In the days of my youth, athletic games were announced in gym, I watched the large group I was in split amoeba-like into competitive teams. High achievers in a sport—dodge ball, basketball, flag football, etc.—were designated leaders of a team. After a coin toss to see which captains got to make the first choice, a brutal Darwinian process of natural selection began. Please, dear God, don’t let me be picked last.
It was 1974 and I had just graduated from Pepperdine University. I had landed a job with Opryland USA and was cast in the “Showboat Show.” The show incorporated a mixture of old standards like “Old Man River,” with contemporary numbers like “Bad, Bad Leroy Brown” and an instrumental version of “Shaft” for a big dance number. The set was the façade of a steamboat and the outdoor setting overlooked the Cumberland River. Spoken narration tied the songs and story together.
During rehearsals all the cast members auditioned for musical solos and featured dancers.

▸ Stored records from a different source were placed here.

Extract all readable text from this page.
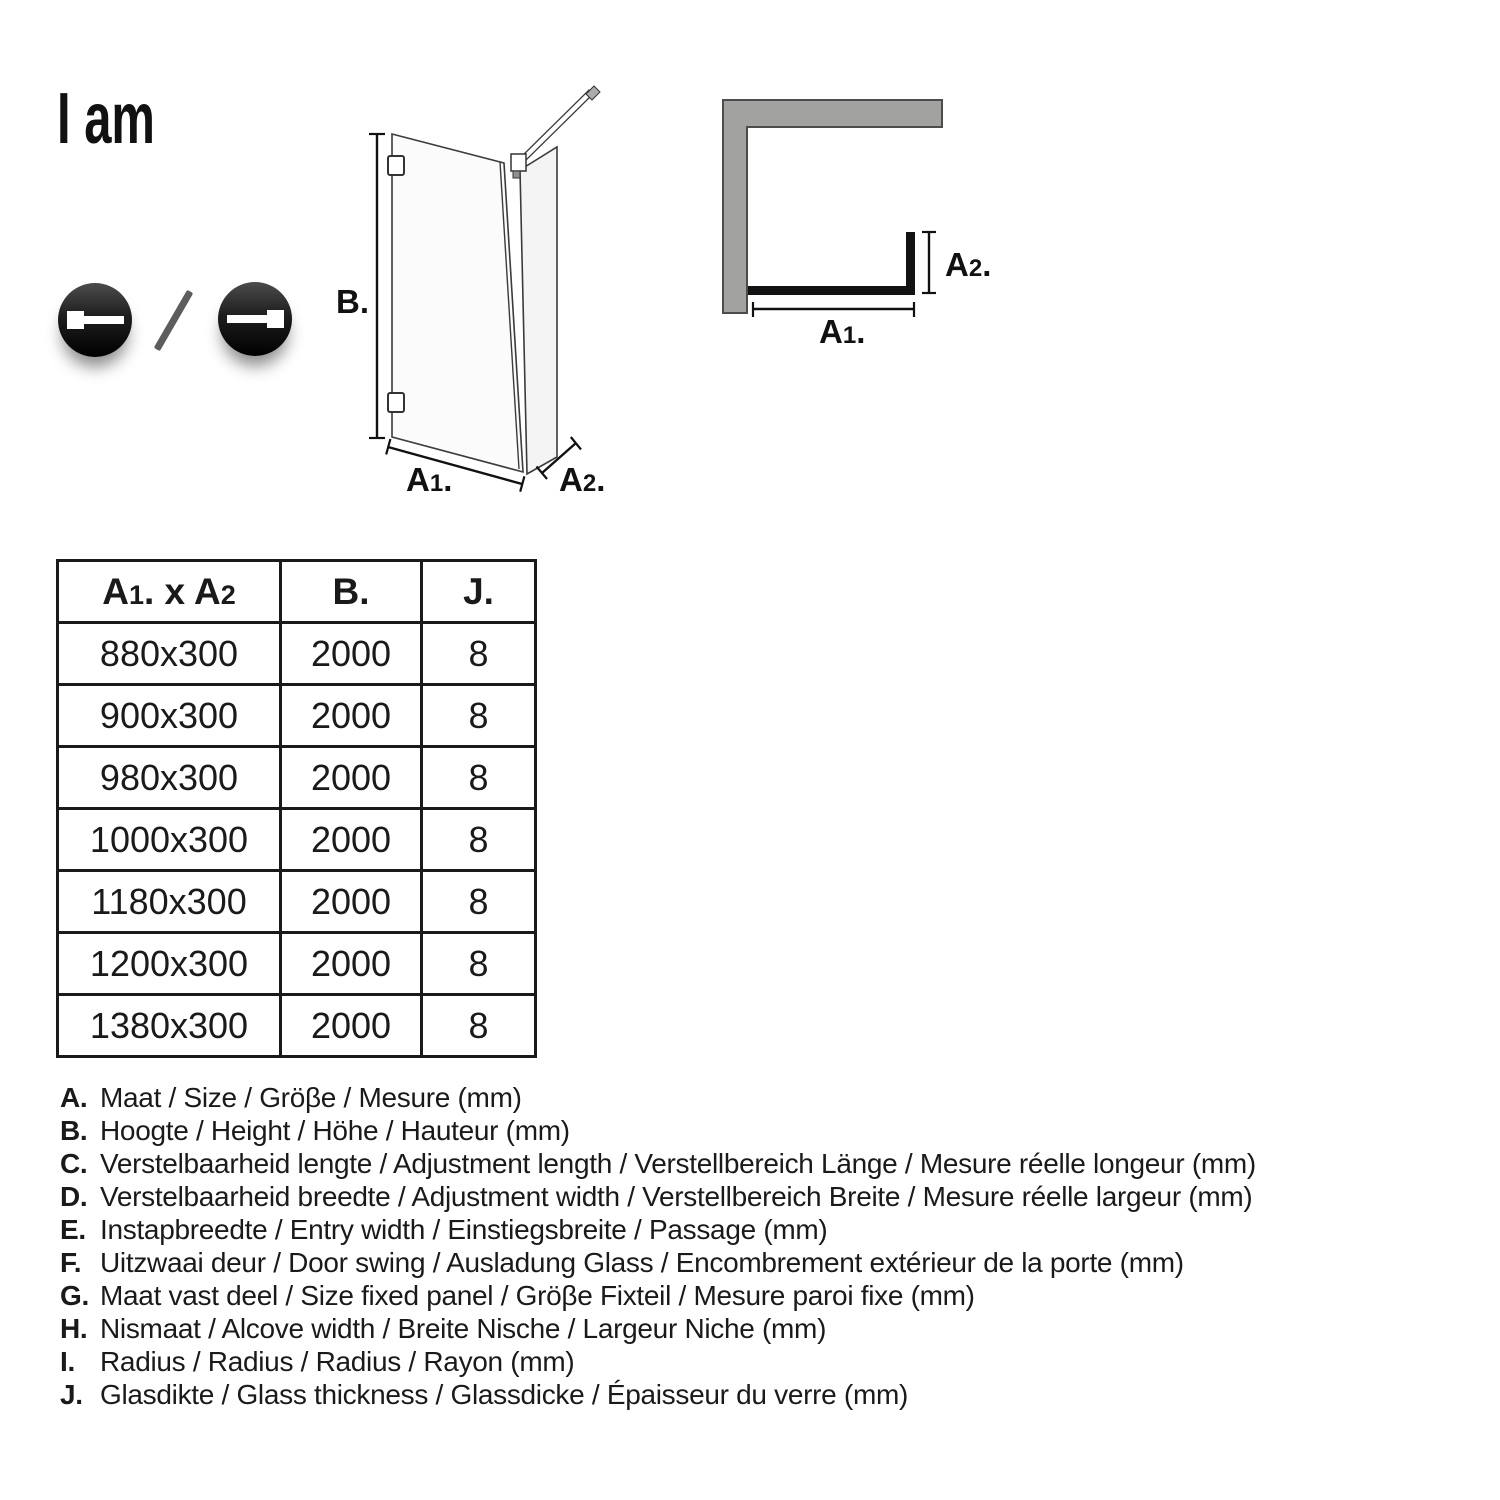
I am
B.
A1.	A2.
A2.
A1.
A1. x A2	B.	J.
880x300	2000	8
900x300	2000	8
980x300	2000	8
1000x300	2000	8
1180x300	2000	8
1200x300	2000	8
1380x300	2000	8
A. Maat / Size / Gröβe / Mesure (mm)
B. Hoogte / Height / Höhe / Hauteur (mm)
C. Verstelbaarheid lengte / Adjustment length / Verstellbereich Länge / Mesure réelle longeur (mm)
D. Verstelbaarheid breedte / Adjustment width / Verstellbereich Breite / Mesure réelle largeur (mm)
E. Instapbreedte / Entry width / Einstiegsbreite / Passage (mm)
F. Uitzwaai deur / Door swing / Ausladung Glass / Encombrement extérieur de la porte (mm)
G. Maat vast deel / Size fixed panel / Gröβe Fixteil / Mesure paroi fixe (mm)
H. Nismaat / Alcove width / Breite Nische / Largeur Niche (mm)
I. Radius / Radius / Radius / Rayon (mm)
J. Glasdikte / Glass thickness / Glassdicke / Épaisseur du verre (mm)
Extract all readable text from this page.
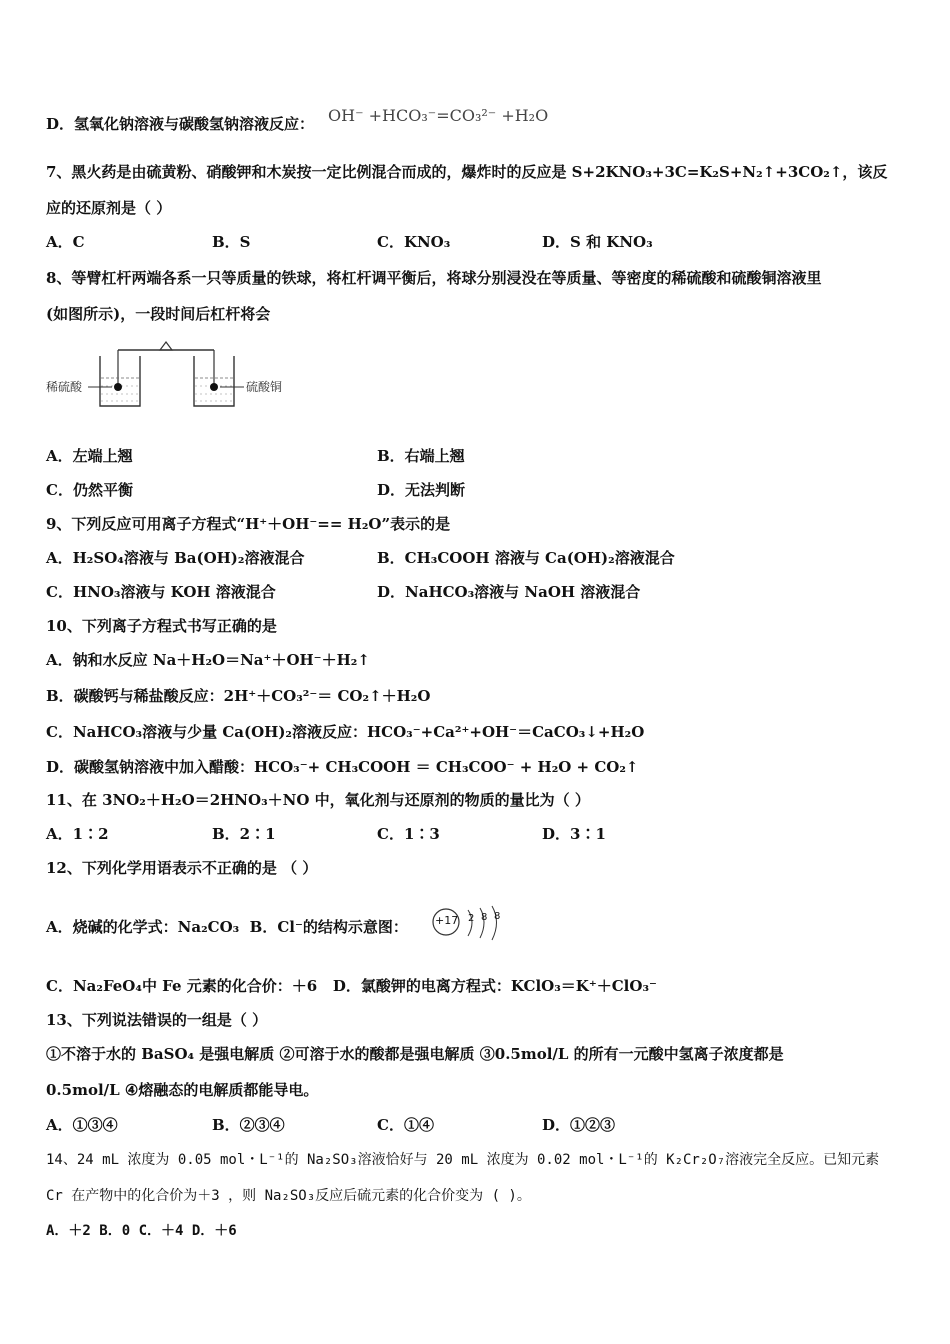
D．氢氧化钠溶液与碳酸氢钠溶液反应： OH⁻ +HCO₃⁻=CO₃²⁻ +H₂O
7、黑火药是由硫黄粉、硝酸钾和木炭按一定比例混合而成的，爆炸时的反应是 S+2KNO₃+3C=K₂S+N₂↑+3CO₂↑，该反
应的还原剂是（ ）
A．C	B．S	C．KNO₃	D．S 和 KNO₃
8、等臂杠杆两端各系一只等质量的铁球，将杠杆调平衡后，将球分别浸没在等质量、等密度的稀硫酸和硫酸铜溶液里
(如图所示)，一段时间后杠杆将会
稀硫酸	硫酸铜
A．左端上翘	B．右端上翘
C．仍然平衡	D．无法判断
9、下列反应可用离子方程式“H⁺＋OH⁻== H₂O”表示的是
A．H₂SO₄溶液与 Ba(OH)₂溶液混合	B．CH₃COOH 溶液与 Ca(OH)₂溶液混合
C．HNO₃溶液与 KOH 溶液混合	D．NaHCO₃溶液与 NaOH 溶液混合
10、下列离子方程式书写正确的是
A．钠和水反应 Na＋H₂O＝Na⁺＋OH⁻＋H₂↑
B．碳酸钙与稀盐酸反应：2H⁺＋CO₃²⁻＝ CO₂↑＋H₂O
C．NaHCO₃溶液与少量 Ca(OH)₂溶液反应：HCO₃⁻+Ca²⁺+OH⁻＝CaCO₃↓+H₂O
D．碳酸氢钠溶液中加入醋酸：HCO₃⁻+ CH₃COOH ＝ CH₃COO⁻ + H₂O + CO₂↑
11、在 3NO₂＋H₂O＝2HNO₃＋NO 中，氧化剂与还原剂的物质的量比为（ ）
A．1∶2	B．2∶1	C．1∶3	D．3∶1
12、下列化学用语表示不正确的是 （ ）
A．烧碱的化学式：Na₂CO₃ B．Cl⁻的结构示意图： +17 2 8 8
C．Na₂FeO₄中 Fe 元素的化合价：＋6 D．氯酸钾的电离方程式：KClO₃＝K⁺＋ClO₃⁻
13、下列说法错误的一组是（ ）
①不溶于水的 BaSO₄ 是强电解质 ②可溶于水的酸都是强电解质 ③0.5mol/L 的所有一元酸中氢离子浓度都是
0.5mol/L ④熔融态的电解质都能导电。
A．①③④	B．②③④	C．①④	D．①②③
14、24 mL 浓度为 0.05 mol・L⁻¹的 Na₂SO₃溶液恰好与 20 mL 浓度为 0.02 mol・L⁻¹的 K₂Cr₂O₇溶液完全反应。已知元素
Cr 在产物中的化合价为＋3 ，则 Na₂SO₃反应后硫元素的化合价变为 ( )。
A．＋2 B．0 C．＋4 D．＋6
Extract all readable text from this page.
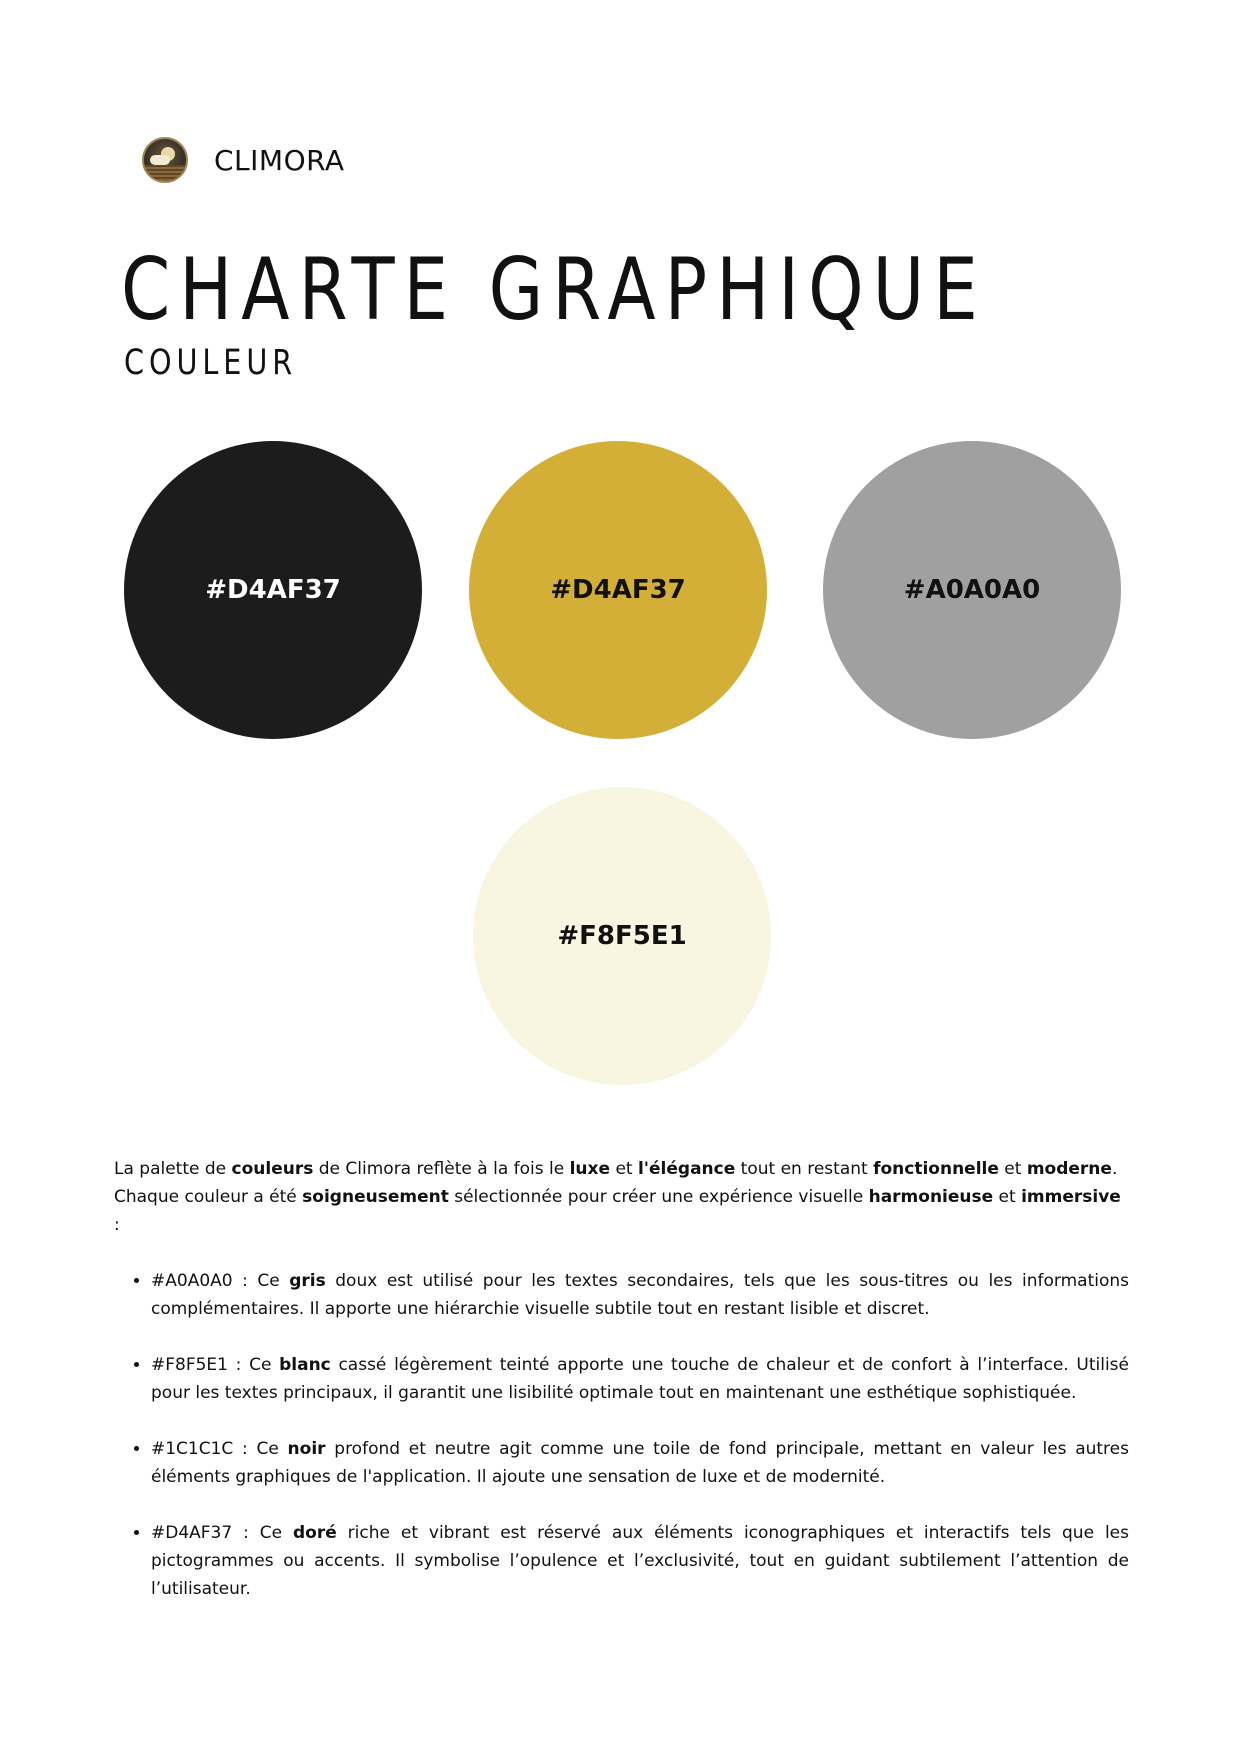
CLIMORA
CHARTE GRAPHIQUE
COULEUR
#D4AF37	#D4AF37	#A0A0A0
#F8F5E1

La palette de couleurs de Climora reflète à la fois le luxe et l'élégance tout en restant fonctionnelle et moderne. Chaque couleur a été soigneusement sélectionnée pour créer une expérience visuelle harmonieuse et immersive :

• #A0A0A0 : Ce gris doux est utilisé pour les textes secondaires, tels que les sous-titres ou les informations complémentaires. Il apporte une hiérarchie visuelle subtile tout en restant lisible et discret.
• #F8F5E1 : Ce blanc cassé légèrement teinté apporte une touche de chaleur et de confort à l’interface. Utilisé pour les textes principaux, il garantit une lisibilité optimale tout en maintenant une esthétique sophistiquée.
• #1C1C1C : Ce noir profond et neutre agit comme une toile de fond principale, mettant en valeur les autres éléments graphiques de l'application. Il ajoute une sensation de luxe et de modernité.
• #D4AF37 : Ce doré riche et vibrant est réservé aux éléments iconographiques et interactifs tels que les pictogrammes ou accents. Il symbolise l’opulence et l’exclusivité, tout en guidant subtilement l’attention de l’utilisateur.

I croaked through “Old Man River” and “Leroy Brown,” then we were put through our dancing paces. The choreographer gave the cast a more complicated routine than what we were given at the general auditions. In that audition, I was the guy in the opening credits of the Bob Fosse film, “All That Jazz;” a stage packed with dancers and one pitiful bloke keeps bumping into everyone. For this complicated routine in the “Showboat Show,” the choreographer had each cast member do a solo sequence in a diagonal line. There was no hiding my lack of dancing skills, and I scooted across the floor asap.
I settled into my mortification as the cast gathered in the middle of the rehearsal hall while the show director, choreographer, and music director confabbed and decided who would be a featured dancer, who would sing the featured solos. Once the triumvirate broke huddle, they called out their selections. As the chosen were called, each one peeled off the larger group, giggly with excitement, and stood behind their respective leader. In a matter of seconds I was alone in the middle of the rehearsal hall feeling like the Elephant Man. The choreographer huddled with to her dancers and the musical director did the same with his singers, which left the director to ponder what to do with the odd-man-out.
I had faked my way to this point but had been found out. To have gotten this far was a miracle. The director approached. The squint in his eyes was one of either pity or perturbation. He stopped before me and said, “And you, my son, shall talk.” Thus the role of “Captain Jerry” was born. I would speak the narration written for the show. If only by default, the director spotted my one talent and gave me the occasion to exploit it. I’ve been doing my best to exploit it ever since, and so far, no one has found me out…yet.